Things start to get serious with "Whispering", which is primitive and barely listenable unless you’re under the influence of psychoactive drugs. Essentially the same four notes again and again for its 14 minute duration; it’s as underground and dingy and seedy as I imagine 1971 Munich ever got. It still has its counterpart today in the kind of minimalist, downtempo techno you’ll hear in the chill-out rooms of dance clubs all over Europe. For me to get the desired effect required four HobNob biscuits eaten quickly and dry one after the other, no liquid to cleanse the palate, then lie back and let the sugar do its work. What a trip, man. Genuinely. This is what was great about the underground psychedelia of its day; played by heads for heads. It is shamanic and intoxicating if you can find the time and the mood to go with it. "Blue Sunday Morning" continues the lysergic theme with Jesus being bored in heaven and desperate to come down to Earth and partake of some weed, but by the time Television Program loops its repetitive, though likeable, motif round and round my head, I feel a little browbeaten. The biscuits have obviously worn off, and without those sugar-laden receptors in my brain firing off, it’s really quite difficult to keep focussed on the music.

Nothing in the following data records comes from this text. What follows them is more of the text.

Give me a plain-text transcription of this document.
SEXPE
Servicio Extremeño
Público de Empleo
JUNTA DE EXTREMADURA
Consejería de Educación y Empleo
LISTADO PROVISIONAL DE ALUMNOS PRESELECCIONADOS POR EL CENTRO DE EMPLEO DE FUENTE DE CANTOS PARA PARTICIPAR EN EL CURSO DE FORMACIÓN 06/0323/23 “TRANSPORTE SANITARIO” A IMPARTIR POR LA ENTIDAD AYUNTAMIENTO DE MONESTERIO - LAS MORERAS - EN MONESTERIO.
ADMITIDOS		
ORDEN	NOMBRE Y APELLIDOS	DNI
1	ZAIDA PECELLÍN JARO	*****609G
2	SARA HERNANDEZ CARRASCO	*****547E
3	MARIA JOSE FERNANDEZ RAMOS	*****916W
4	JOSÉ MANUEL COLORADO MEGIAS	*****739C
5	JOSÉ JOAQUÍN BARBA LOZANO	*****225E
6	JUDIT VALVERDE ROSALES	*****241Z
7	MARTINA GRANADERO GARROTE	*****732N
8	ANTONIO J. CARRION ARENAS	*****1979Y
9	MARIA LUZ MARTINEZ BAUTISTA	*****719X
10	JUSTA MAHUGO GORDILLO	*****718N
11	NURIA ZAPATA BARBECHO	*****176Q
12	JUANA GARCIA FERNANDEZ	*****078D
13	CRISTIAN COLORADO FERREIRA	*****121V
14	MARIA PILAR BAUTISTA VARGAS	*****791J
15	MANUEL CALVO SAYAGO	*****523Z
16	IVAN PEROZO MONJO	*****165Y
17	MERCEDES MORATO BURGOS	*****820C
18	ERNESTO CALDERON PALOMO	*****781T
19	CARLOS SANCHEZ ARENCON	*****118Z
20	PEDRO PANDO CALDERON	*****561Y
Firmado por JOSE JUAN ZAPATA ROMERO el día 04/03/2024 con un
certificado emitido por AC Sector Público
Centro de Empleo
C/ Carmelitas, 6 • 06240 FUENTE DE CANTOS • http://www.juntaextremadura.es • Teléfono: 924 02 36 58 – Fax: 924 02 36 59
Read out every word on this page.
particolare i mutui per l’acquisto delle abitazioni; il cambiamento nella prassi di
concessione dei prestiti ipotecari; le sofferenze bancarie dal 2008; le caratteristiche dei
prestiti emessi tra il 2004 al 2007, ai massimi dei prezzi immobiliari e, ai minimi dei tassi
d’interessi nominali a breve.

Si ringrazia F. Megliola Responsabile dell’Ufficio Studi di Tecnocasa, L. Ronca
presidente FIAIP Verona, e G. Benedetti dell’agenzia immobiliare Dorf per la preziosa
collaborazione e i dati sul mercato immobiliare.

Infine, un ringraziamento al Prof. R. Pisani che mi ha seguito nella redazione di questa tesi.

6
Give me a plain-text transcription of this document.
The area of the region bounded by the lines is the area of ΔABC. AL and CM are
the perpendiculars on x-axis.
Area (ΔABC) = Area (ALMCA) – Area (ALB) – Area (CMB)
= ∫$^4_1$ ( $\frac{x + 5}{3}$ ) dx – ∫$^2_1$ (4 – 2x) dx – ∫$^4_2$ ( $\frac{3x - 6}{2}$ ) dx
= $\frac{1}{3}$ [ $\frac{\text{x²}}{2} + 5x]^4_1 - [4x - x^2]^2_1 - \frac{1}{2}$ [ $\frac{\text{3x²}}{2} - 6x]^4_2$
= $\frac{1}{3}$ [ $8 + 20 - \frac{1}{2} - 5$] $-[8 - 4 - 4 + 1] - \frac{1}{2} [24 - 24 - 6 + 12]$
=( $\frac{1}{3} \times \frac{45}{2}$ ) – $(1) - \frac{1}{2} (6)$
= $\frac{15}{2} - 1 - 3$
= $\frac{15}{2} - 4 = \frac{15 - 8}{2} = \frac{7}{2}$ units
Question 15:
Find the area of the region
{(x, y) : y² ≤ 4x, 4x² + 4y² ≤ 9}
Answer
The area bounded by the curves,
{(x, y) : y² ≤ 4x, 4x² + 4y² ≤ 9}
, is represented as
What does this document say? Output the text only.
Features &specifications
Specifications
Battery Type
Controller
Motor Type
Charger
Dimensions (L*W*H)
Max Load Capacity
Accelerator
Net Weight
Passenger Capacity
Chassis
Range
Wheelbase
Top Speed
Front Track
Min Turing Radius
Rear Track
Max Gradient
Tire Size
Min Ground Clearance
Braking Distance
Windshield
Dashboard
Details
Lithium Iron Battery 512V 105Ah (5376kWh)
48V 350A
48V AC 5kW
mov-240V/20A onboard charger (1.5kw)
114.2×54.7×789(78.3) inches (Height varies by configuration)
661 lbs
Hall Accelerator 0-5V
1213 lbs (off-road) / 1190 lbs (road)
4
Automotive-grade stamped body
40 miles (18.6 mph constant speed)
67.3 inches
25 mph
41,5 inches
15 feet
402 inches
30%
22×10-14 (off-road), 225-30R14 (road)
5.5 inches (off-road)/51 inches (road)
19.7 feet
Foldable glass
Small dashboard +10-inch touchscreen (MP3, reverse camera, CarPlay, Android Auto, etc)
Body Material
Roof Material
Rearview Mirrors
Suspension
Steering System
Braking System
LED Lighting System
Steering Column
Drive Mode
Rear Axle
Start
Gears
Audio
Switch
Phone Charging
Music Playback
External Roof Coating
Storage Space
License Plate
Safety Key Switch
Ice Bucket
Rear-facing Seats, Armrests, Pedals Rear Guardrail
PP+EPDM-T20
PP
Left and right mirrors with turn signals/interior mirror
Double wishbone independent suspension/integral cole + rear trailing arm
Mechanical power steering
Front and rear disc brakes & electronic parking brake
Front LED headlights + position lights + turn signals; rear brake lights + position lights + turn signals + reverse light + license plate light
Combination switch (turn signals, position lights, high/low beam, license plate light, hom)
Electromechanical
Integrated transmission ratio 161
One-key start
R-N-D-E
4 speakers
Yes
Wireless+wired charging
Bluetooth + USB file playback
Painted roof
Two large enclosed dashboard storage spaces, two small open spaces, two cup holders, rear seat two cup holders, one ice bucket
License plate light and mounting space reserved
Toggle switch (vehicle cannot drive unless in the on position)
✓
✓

Like "Wake Up!", this is undoubtedly a product of its times but it’s also something that can transcend those temporal boundaries and have some relevance for our modern anodised and commoditised ears. This album reminds us how great analogue can sound and once again, Ben Wiseman’s remaster superbly and faithfully recaptures the thrumming warmth of valves and the simple chemistry between five musicians. The fin de siècle doom-mongery of the debut has been replaced with a certain joie de vivre. Or maybe they were just on better drugs? They certainly seem to be having fun and enjoying what they are doing a bit more. As psychedelic albums go, this is one of the better ones I’ve heard. It also compares with some of The Doors early recordings. Just as Jim Morrison is ‘retiring’ to Paris after the recording of L.A. Woman, and four years after The Doors were asked to change the word ‘higher’ to the word ‘better’ in their rendition of Light My Fire on The Ed Sullivan Show, Out Of Focus are stoned out of their brains and carrying Morrison’s ‘scrambled-egg mind’ torch to a logical apotheosis. The Germans are more hardcore than I think the Doors could ever have dreamt of, even with Morrison in their midst, but they are also quite an influence on the Germans.